Geithner’s “qualifications” include working for Henry Kissinger, elder statesman of the foreign policy establishment and now an adviser to corporations doing business in China, and serving as President of the Federal Reserve Bank of New York, where he played a role in the Wall Street and other bailouts. Kissinger recently made headlines on CNBC by proclaiming Obama the architect of a “New World Order” and praising Obama’s appointments in the financial realm. Everybody knew that he was talking about his student, Geithner.

Geithner’s “international respect” comes from Kissinger and other global players in such organizations as the Group of Thirty and the Council on Foreign Relations (CFR), which wield major influence over U.S. economic and foreign policy.
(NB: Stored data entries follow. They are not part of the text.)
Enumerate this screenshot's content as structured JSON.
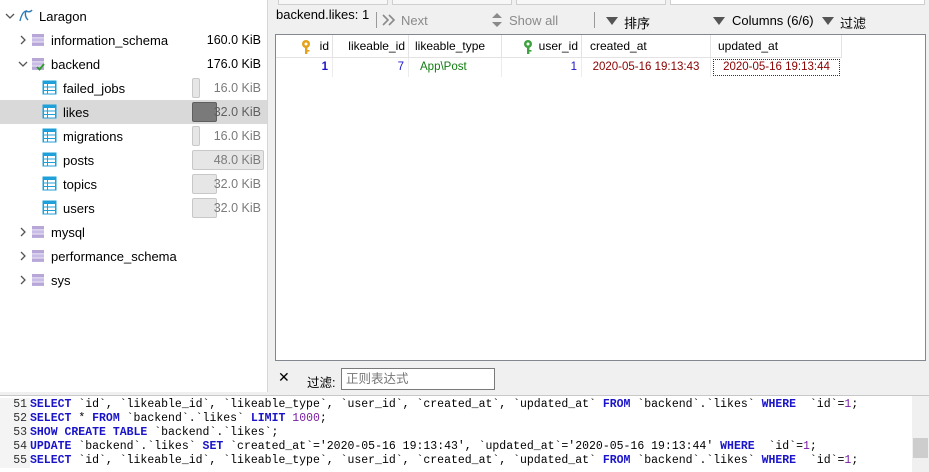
{
  "tree": {
    "root": {
      "label": "Laragon",
      "icon": "server-icon"
    },
    "databases": [
      {
        "label": "information_schema",
        "size": "160.0 KiB",
        "expanded": false
      },
      {
        "label": "backend",
        "size": "176.0 KiB",
        "expanded": true
      },
      {
        "label": "mysql",
        "size": "",
        "expanded": false
      },
      {
        "label": "performance_schema",
        "size": "",
        "expanded": false
      },
      {
        "label": "sys",
        "size": "",
        "expanded": false
      }
    ],
    "tables": [
      {
        "label": "failed_jobs",
        "size": "16.0 KiB",
        "fill": 0.33
      },
      {
        "label": "likes",
        "size": "32.0 KiB",
        "fill": 0.67,
        "selected": true
      },
      {
        "label": "migrations",
        "size": "16.0 KiB",
        "fill": 0.33
      },
      {
        "label": "posts",
        "size": "48.0 KiB",
        "fill": 1.0
      },
      {
        "label": "topics",
        "size": "32.0 KiB",
        "fill": 0.67
      },
      {
        "label": "users",
        "size": "32.0 KiB",
        "fill": 0.67
      }
    ]
  },
  "toolbar": {
    "title": "backend.likes: 1",
    "next": "Next",
    "show_all": "Show all",
    "sort": "排序",
    "columns": "Columns (6/6)",
    "filter": "过滤"
  },
  "grid": {
    "columns": [
      "id",
      "likeable_id",
      "likeable_type",
      "user_id",
      "created_at",
      "updated_at"
    ],
    "rows": [
      {
        "id": "1",
        "likeable_id": "7",
        "likeable_type": "App\\Post",
        "user_id": "1",
        "created_at": "2020-05-16 19:13:43",
        "updated_at": "2020-05-16 19:13:44"
      }
    ]
  },
  "filterbar": {
    "close": "✕",
    "label": "过滤:",
    "placeholder": "正则表达式"
  },
  "sqllog": [
    {
      "n": "51",
      "tokens": [
        [
          "kw",
          "SELECT "
        ],
        [
          "idn",
          "`id`, `likeable_id`, `likeable_type`, `user_id`, `created_at`, `updated_at` "
        ],
        [
          "kw",
          "FROM "
        ],
        [
          "idn",
          "`backend`.`likes` "
        ],
        [
          "kw",
          "WHERE "
        ],
        [
          "idn",
          " `id`="
        ],
        [
          "num",
          "1"
        ],
        [
          "idn",
          ";"
        ]
      ]
    },
    {
      "n": "52",
      "tokens": [
        [
          "kw",
          "SELECT "
        ],
        [
          "idn",
          "* "
        ],
        [
          "kw",
          "FROM "
        ],
        [
          "idn",
          "`backend`.`likes` "
        ],
        [
          "kw",
          "LIMIT "
        ],
        [
          "num",
          "1000"
        ],
        [
          "idn",
          ";"
        ]
      ]
    },
    {
      "n": "53",
      "tokens": [
        [
          "kw",
          "SHOW CREATE TABLE "
        ],
        [
          "idn",
          "`backend`.`likes`;"
        ]
      ]
    },
    {
      "n": "54",
      "tokens": [
        [
          "kw",
          "UPDATE "
        ],
        [
          "idn",
          "`backend`.`likes` "
        ],
        [
          "kw",
          "SET "
        ],
        [
          "idn",
          "`created_at`='2020-05-16 19:13:43', `updated_at`='2020-05-16 19:13:44' "
        ],
        [
          "kw",
          "WHERE "
        ],
        [
          "idn",
          " `id`="
        ],
        [
          "num",
          "1"
        ],
        [
          "idn",
          ";"
        ]
      ]
    },
    {
      "n": "55",
      "tokens": [
        [
          "kw",
          "SELECT "
        ],
        [
          "idn",
          "`id`, `likeable_id`, `likeable_type`, `user_id`, `created_at`, `updated_at` "
        ],
        [
          "kw",
          "FROM "
        ],
        [
          "idn",
          "`backend`.`likes` "
        ],
        [
          "kw",
          "WHERE "
        ],
        [
          "idn",
          " `id`="
        ],
        [
          "num",
          "1"
        ],
        [
          "idn",
          ";"
        ]
      ]
    }
  ],
  "colors": {
    "id_text": "#1a14c9",
    "number_text": "#1a14c9",
    "string_text": "#107c10",
    "date_text": "#8b0000",
    "tree_selection": "#d9d9d9",
    "table_icon": "#1fa0d8"
  }
}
Geithner is a member of both groups....

In this context, it is worth noting that corporate members of the CFR include ABC News, General Electric (parent of NBC News), News Corporation (parent of Fox News and the Wall Street Journal), and Time Warner (parent of CNN and Time). Veteran NBC newsman Tom Brokaw serves on the advisory board of the CFR journal Foreign Affairs. Jim Hoagland, an associate editor, chief foreign correspondent and weekly columnist for the Washington Post, is also on the Foreign Affairs advisory board....
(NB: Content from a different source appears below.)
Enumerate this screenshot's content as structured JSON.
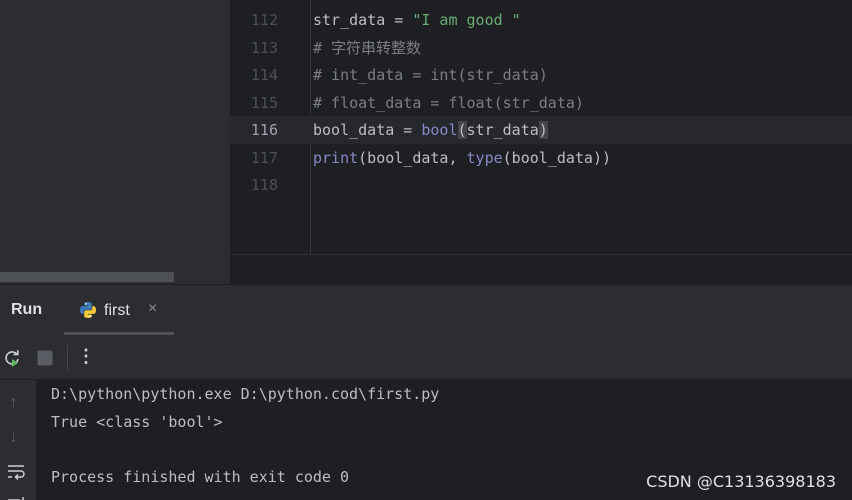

Wall Street, which has backed Obama for years, has a vested interest in his success. Billionaire and Obama backer George Soros, convicted of insider trading in France, supports the Group of Thirty and his Soros Fund Management is a member of the exclusive “President’s Circle” of CFR funders. But the success of Obama’s financial and economic policies seems to depend on the cooperation of the Chinese Communists.
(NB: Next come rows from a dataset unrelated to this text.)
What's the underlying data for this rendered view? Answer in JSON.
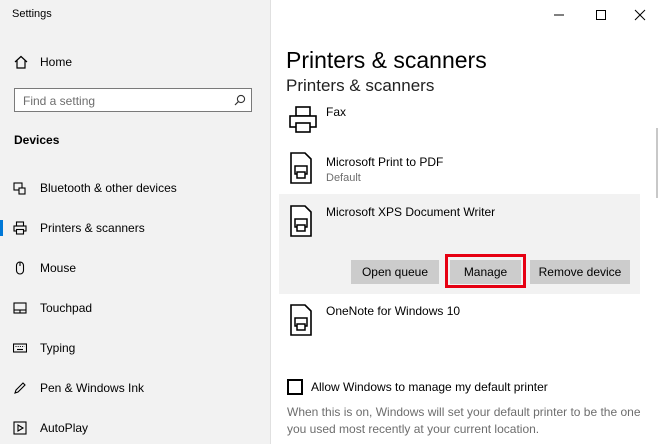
{
  "window": {
    "title": "Settings"
  },
  "sidebar": {
    "home_label": "Home",
    "search_placeholder": "Find a setting",
    "section_label": "Devices",
    "items": [
      {
        "label": "Bluetooth & other devices",
        "icon": "bluetooth-devices-icon"
      },
      {
        "label": "Printers & scanners",
        "icon": "printer-icon",
        "active": true
      },
      {
        "label": "Mouse",
        "icon": "mouse-icon"
      },
      {
        "label": "Touchpad",
        "icon": "touchpad-icon"
      },
      {
        "label": "Typing",
        "icon": "keyboard-icon"
      },
      {
        "label": "Pen & Windows Ink",
        "icon": "pen-icon"
      },
      {
        "label": "AutoPlay",
        "icon": "autoplay-icon"
      }
    ]
  },
  "main": {
    "title": "Printers & scanners",
    "subtitle": "Printers & scanners",
    "printers": [
      {
        "name": "Fax",
        "status": "",
        "icon": "fax-icon"
      },
      {
        "name": "Microsoft Print to PDF",
        "status": "Default",
        "icon": "printer-icon"
      },
      {
        "name": "Microsoft XPS Document Writer",
        "status": "",
        "icon": "printer-icon",
        "selected": true
      },
      {
        "name": "OneNote for Windows 10",
        "status": "",
        "icon": "printer-icon"
      }
    ],
    "actions": {
      "open_queue": "Open queue",
      "manage": "Manage",
      "remove_device": "Remove device"
    },
    "default_printer_checkbox": {
      "label": "Allow Windows to manage my default printer",
      "checked": false
    },
    "description": "When this is on, Windows will set your default printer to be the one you used most recently at your current location."
  },
  "colors": {
    "sidebar_bg": "#f2f2f2",
    "accent": "#0078d7",
    "button_bg": "#cccccc",
    "highlight": "#e60012"
  }
}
In one of the few stories to capture the essence of what is happening with the Geithner appointment, William Pesek of Bloomberg wrote an article appearing in the China Post under the headline, “China Will Be Happy With Geithner.”...

An article in the new Foreign Affairs by Roger Altman, a U.S. Deputy Treasury Secretary under Clinton, is quite blunt, noting that the financial crisis has enabled China to “achieve a stronger relative global position” and that the communist regime now has “the opportunity to solidify its strategic advantages.” In other words, we seem to be at their mercy.

From the Obama perspective, the only way out is to go further into debt and beg for more money, mainly from the Chinese but also from the oil-rich Arabs.

Geithner, who speaks Chinese and lived in China, seems to be the perfect man for this job. In fact, he is probably better for the job than Paulson, who traveled to China 70 times and even had personal investments in the country. His former firm, Goldman Sachs, is the exclusive agent for certain Chinese securities transactions.

Whether the U.S. should be subservient to China in Kissinger’s “New World Order” is something that is not even being debated. It is just assumed as a fact of life. The options of reducing spending and debt and rebuilding the strength of the U.S. dollar are rarely considered. Except for some House conservatives, who have introduced the Economic Recovery and Middle-Class Tax Relief Act, the Republican Party in the Congress is either in disarray or rooting for a version of the Obama approach....

AIG is perhaps the most interesting. This insurance giant was bailed out with taxpayer dollars after Paulson let Lehman Brothers go under. Geithner was a key player in the AIG bailout. His former boss, Henry Kissinger, was chairman of AIG’s International Advisory Board. Other members of the board represent Chinese and Arab financial interests.

But there was another reason that AIG had to be saved. The New York Times reported in a controversial September 27, 2008, article by Gretchen Morgenson that AIG’s collapse could have cost Paulson’s old firm, Goldman Sachs, as much as $20 billion.

AIG’s taxpayer bailout has now reached $150 billion. We are supposed to be reassured, however, by the fact that Geithner’s New York Federal Reserve on January 16 named three trustees to oversee the U.S. government’s nearly 80 percent equity stake in the insurer. One of those trustees is Jill Considine, who has been a member of the Group of Thirty as well as the CFR.

With Change like this, Bush looks great. Forgot, he isn't an elite, articulate, Socialist that the media selected.